Em resumo minha rotina é debruçada em números e dados, preso na rotina do escritório, definindo estratégias, traçando planos que devem ser aprovadas e implementadas por terceiros, portanto precisam ser bem explicadas e comunicadas no plano de exportação (que é um plano de negócios especifico). Uso métodos de gestão de projetos para acompanhar todas as etapas. (ficou parecendo comercial, me desculpe).

Eu tenho plena ciência que isso não irá aplacar suas dúvidas e recomendo que você continue a buscar por outros exemplos. Meu objetivo foi dar uma idéia de como é o dia-a-dia, que é em resumo estudar, aprender e transmitir o que foi aprendido.

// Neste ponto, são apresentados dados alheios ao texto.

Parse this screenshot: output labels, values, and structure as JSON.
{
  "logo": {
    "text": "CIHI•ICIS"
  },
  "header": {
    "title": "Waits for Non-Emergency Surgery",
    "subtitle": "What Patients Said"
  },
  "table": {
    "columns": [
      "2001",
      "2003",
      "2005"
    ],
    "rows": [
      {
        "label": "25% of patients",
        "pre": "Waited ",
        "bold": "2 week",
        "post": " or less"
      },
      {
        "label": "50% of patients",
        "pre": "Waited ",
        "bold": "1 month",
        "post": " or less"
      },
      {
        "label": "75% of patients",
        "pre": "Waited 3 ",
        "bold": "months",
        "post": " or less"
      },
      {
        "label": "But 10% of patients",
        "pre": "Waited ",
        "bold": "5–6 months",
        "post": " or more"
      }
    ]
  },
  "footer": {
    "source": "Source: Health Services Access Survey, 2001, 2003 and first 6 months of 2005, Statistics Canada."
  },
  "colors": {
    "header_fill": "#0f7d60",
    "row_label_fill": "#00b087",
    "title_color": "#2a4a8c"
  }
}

Deixo um recado a todos, enumero as dificuldades para que se preparem e tomem decisões conscientes, mas saibam que apesar delas amo o que faço. E que como diz o escritor e consultor de carreira e inovação Daniel Pink: persistência vence talento. Ou seja, de nada adianta aptidão se você não trabalhar (estudar) duro.

Não deixem de ler toda a guia FAQ, por inclusive há uma descrição melhor da rotina de trabalho por lá. (alguns textos estão com a formatação corrompida pela mudança de layout, corrigirei em breve, por enquanto minhas desculpas). Espero ter ajudado e muito obrigado pela visita de vocês e suas correspondências.